I’m in Islamabad for the launch of the Australian Government’s Water Program. Pakistan faces enormous challenges around water scarcity, with concerns about declining surface water and groundwater supplies combined with increasing demands associated with rapid population growth. In response, there is keen interest in measuring and increasing water productivity. Water productivity is typically defined as kilograms of output per cubic metre of irrigation water (or sometimes in dollars of output). While the intentions are admirable, the pursuit of water productivity could worsen the lives of people who are already desperately poor.
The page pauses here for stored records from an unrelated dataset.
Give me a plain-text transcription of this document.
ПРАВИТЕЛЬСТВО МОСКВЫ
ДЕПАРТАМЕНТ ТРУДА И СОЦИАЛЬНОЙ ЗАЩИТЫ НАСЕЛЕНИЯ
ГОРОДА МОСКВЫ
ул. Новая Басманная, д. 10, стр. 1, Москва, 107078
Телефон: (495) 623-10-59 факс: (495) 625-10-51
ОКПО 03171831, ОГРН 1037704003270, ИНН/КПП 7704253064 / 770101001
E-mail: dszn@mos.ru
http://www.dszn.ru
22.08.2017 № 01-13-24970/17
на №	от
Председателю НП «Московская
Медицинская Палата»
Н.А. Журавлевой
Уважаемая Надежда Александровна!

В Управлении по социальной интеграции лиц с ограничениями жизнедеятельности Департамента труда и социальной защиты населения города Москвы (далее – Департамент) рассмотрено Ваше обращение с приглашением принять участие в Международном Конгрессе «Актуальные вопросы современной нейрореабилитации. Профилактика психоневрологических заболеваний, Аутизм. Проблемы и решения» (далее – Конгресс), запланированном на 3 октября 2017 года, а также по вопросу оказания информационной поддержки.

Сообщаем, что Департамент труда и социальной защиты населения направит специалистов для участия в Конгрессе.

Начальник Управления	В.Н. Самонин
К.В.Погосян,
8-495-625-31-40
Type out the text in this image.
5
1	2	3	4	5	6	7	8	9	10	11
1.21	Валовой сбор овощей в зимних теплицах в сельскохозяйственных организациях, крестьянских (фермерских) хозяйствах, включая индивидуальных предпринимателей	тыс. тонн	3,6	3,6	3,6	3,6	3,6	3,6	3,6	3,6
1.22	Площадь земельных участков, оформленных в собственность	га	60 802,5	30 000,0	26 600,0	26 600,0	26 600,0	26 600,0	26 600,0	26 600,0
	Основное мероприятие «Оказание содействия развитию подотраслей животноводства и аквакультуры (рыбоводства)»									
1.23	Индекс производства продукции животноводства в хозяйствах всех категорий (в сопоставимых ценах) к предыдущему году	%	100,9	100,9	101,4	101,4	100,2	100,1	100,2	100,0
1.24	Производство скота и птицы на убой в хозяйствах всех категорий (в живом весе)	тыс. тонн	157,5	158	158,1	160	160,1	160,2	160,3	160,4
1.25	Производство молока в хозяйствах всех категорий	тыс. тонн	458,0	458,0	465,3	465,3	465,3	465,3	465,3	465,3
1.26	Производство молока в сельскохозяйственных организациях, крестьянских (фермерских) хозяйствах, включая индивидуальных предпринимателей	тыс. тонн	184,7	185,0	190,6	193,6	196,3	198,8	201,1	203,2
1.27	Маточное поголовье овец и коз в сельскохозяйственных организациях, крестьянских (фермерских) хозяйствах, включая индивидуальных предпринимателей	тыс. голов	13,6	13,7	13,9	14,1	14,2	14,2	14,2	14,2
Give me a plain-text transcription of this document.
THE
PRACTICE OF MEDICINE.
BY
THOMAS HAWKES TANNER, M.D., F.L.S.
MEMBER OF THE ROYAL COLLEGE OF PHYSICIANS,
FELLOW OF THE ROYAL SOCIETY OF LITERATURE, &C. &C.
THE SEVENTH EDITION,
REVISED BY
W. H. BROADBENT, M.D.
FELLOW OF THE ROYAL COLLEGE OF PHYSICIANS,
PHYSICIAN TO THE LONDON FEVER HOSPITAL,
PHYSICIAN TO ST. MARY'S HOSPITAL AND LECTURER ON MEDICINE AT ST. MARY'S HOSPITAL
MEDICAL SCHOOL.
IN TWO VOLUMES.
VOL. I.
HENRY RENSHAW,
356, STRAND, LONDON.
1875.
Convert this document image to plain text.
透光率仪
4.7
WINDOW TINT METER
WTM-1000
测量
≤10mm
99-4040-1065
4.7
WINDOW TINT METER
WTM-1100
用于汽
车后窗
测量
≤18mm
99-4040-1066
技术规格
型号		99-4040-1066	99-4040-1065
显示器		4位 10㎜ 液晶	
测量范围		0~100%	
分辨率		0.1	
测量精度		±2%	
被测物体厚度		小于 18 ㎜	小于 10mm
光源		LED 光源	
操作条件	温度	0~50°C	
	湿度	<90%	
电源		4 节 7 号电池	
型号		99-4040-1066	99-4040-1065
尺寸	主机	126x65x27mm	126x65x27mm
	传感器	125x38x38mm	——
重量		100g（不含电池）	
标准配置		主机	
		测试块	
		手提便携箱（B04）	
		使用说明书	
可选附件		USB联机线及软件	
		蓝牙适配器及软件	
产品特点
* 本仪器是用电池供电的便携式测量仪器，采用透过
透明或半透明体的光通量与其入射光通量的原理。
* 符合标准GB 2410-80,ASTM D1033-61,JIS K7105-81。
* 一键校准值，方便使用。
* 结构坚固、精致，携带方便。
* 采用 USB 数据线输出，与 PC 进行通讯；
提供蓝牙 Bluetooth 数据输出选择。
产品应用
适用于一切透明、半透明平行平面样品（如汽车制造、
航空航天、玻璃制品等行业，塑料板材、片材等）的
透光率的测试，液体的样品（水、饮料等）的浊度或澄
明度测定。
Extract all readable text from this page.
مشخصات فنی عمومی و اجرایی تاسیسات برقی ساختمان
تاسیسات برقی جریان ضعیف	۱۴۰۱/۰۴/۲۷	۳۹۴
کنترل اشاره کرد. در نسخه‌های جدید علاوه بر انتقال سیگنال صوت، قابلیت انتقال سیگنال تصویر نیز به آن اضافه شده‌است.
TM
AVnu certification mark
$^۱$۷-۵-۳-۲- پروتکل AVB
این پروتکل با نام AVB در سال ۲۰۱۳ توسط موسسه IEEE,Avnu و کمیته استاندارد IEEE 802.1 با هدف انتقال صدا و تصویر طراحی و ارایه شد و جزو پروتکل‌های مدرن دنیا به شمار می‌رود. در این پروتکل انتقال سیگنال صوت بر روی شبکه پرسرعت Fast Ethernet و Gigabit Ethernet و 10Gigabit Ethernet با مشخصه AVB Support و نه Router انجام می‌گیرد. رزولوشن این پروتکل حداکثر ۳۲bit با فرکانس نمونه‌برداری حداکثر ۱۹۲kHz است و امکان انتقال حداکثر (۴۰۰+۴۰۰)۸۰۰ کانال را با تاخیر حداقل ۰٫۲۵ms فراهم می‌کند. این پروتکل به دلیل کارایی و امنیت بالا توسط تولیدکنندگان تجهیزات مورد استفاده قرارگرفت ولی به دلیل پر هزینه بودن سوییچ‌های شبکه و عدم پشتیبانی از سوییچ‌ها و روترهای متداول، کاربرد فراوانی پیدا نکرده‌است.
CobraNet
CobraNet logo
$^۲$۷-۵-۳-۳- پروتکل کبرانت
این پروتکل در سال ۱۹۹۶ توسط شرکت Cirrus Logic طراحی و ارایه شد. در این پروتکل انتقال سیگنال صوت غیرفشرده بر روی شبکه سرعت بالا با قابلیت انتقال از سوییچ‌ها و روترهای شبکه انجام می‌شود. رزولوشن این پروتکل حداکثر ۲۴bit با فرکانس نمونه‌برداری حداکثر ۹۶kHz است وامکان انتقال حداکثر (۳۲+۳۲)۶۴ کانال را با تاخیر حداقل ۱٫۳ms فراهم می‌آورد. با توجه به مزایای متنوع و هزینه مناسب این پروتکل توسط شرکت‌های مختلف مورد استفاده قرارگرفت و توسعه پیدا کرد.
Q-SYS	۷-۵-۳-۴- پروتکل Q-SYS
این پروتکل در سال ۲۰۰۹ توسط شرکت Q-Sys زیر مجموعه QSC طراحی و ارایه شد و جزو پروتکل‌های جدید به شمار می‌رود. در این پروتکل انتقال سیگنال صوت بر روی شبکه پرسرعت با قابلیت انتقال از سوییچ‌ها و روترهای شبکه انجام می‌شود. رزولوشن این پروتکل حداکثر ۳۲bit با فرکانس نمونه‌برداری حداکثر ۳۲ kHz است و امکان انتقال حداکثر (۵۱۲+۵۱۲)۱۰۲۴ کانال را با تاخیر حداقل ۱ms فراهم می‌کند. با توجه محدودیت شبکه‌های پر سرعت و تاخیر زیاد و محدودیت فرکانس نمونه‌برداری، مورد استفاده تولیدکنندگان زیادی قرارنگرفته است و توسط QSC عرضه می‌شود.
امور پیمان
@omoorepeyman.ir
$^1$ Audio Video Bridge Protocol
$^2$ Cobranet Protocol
Consider the following example. Bashir grows wheat on his small property near Faisalabad. In a typical season, Bashir is able to produce 0.4 kilograms per cubic metre of irrigation water. Suppose that there is another irrigation technology that will produce the same output with half the water, thereby increasing his water productivity to 0.8 kilograms per cubic metre. If the objective is to increase water productivity, Bashir should adopt this irrigation technology. But will Bashir (and other water users) actually be better off?
This depends on other considerations, such as the upfront and ongoing costs of the irrigation technology and what the water savings are worth. If the costs exceed the benefits, as they frequently do in practice, Bashir (and other water users) could be worse off. This highlights why economists generally do not use water productivity. It is a partial measure, and more complete and defensible measures are readily applicable.
An alternative is to use cost benefit analysis when evaluating changes to irrigation technology and management practices in Pakistan, or Australia. In which case, the question is: taking all of the costs and benefits into account, does the change improve the livelihoods of farmers (and the community more broadly)? This is the question that Bashir asks when making decisions on the farm, and the question we should ask when developing policies and programs to support him.